The agency claimed that change would have prevented 34,000 premature deaths, 15,000 heart attacks, and 400,000 cases of asthma annually. That would have saved $280 billion a year in health costs for an $800 million annual investment in pollution control by industry, the EPA said.

The proposed air-pollution rule was part of an Obama Administration initiative to make dirty power plants operate more cleanly. Utilities cried foul.

Two judges appointed to the appeals court by former President George W. Bush voted to reject the rule. The dissenting judge, appointed by former President Bill Clinton, accused his colleagues of "trampling" on the court's legal authority and said the panel was "blindsided by arguments raised for the first time."

The majority judges said the EPA had an obligation to let states try to achieve results on their own, rather than by a federal mandate. Congress could revisit the issue, but no new bill is likely to emerge before the November election.

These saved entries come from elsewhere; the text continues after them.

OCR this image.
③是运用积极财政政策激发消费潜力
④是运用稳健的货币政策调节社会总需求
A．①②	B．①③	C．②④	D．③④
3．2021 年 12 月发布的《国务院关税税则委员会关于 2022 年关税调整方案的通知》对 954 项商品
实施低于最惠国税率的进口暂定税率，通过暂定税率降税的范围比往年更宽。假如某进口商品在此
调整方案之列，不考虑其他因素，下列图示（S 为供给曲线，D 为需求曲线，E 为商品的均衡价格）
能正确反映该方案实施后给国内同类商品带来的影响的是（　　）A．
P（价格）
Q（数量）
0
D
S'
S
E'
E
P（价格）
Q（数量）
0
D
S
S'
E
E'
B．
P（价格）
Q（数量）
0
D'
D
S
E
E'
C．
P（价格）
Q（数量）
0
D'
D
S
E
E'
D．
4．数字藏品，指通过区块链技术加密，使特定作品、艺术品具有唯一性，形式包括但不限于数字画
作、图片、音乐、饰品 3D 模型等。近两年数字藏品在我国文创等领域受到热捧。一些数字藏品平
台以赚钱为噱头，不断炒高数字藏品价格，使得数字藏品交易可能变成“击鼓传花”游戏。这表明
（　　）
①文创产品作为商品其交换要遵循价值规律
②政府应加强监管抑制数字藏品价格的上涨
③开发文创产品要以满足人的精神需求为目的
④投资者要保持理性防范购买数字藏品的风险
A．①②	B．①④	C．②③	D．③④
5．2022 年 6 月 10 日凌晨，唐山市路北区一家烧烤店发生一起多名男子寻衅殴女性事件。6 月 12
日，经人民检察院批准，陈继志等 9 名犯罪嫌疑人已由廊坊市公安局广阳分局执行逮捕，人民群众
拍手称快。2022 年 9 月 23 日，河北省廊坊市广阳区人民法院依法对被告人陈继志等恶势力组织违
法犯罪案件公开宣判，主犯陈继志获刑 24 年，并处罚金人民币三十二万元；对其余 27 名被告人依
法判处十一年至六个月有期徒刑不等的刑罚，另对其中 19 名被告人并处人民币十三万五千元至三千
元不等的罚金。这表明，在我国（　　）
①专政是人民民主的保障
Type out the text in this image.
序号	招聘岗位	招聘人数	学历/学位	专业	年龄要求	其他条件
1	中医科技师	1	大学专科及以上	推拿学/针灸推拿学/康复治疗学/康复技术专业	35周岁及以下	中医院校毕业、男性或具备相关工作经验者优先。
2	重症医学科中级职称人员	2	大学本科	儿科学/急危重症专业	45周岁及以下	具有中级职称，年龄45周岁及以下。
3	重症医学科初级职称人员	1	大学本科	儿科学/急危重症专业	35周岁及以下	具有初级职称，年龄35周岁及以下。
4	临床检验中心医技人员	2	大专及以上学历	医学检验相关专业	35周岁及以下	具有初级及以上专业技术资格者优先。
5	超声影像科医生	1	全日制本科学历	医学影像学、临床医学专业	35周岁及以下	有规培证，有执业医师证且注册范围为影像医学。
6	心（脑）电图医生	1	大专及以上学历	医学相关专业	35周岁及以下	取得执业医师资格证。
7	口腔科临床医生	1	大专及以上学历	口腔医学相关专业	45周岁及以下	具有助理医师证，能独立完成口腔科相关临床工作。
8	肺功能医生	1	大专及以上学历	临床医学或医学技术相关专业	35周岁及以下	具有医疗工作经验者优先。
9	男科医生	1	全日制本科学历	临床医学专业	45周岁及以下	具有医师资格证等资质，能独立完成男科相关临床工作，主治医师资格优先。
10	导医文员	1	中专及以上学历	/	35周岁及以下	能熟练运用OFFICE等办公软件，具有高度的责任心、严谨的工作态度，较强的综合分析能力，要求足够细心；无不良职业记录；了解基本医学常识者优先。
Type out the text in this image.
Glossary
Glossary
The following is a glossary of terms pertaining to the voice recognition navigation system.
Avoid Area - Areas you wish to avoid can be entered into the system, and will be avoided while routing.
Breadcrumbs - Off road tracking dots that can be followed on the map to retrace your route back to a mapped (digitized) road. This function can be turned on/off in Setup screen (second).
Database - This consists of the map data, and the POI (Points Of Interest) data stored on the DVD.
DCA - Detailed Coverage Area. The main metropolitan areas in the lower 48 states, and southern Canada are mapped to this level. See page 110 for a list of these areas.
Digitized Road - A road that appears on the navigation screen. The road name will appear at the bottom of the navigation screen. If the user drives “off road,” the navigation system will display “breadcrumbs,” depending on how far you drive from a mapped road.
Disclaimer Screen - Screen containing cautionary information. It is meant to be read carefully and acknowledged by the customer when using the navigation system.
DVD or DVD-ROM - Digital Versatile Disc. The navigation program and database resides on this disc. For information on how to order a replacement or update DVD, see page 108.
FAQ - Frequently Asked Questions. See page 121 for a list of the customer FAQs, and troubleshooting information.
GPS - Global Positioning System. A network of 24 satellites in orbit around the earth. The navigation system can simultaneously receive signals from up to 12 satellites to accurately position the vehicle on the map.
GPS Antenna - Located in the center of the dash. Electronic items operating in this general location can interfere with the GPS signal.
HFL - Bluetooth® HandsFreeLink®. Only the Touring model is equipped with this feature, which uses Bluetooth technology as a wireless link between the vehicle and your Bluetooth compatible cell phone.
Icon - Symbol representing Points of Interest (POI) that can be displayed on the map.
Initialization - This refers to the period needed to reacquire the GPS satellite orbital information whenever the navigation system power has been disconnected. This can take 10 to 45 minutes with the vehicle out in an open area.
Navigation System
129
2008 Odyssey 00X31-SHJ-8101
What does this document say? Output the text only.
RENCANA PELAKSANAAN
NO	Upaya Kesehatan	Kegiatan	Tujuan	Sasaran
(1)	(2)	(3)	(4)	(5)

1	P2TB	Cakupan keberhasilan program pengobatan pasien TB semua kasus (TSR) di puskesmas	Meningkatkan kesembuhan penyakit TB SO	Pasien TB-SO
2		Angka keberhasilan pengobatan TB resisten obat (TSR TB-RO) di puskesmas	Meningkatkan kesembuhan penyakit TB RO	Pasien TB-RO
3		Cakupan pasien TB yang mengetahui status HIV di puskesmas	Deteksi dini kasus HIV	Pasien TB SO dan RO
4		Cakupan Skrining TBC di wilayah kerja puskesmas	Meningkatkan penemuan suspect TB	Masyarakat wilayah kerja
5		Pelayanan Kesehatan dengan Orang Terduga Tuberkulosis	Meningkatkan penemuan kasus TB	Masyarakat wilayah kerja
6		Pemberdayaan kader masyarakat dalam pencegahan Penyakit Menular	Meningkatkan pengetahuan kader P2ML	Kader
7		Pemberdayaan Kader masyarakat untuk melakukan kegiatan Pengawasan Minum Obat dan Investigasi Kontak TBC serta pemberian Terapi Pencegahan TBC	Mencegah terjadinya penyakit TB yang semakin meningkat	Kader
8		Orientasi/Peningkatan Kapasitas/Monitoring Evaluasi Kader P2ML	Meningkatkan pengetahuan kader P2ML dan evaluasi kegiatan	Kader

The exercise of states' rights, which the judges cited, is not always the best way to get results when multiple industrial smokestacks in multiple states spew pollutants into the atmosphere. The EPA wrote the rejected rule to fix a Bush administration clean-air rule, which a court ordered the agency in 2008 to improve.

It's hard to see what message courts are now giving the EPA, other than "try something else." Many utilities prefer the flexibility of a cap-and-trade system that would allow the sale of pollution credits, to let the market decide which areas get controls installed first. But the appeals court said that approach would cause some facilities to bear more than their fair share of improvements.

The losers from last week's ruling will be Americans who suffer the health consequences of dirty air.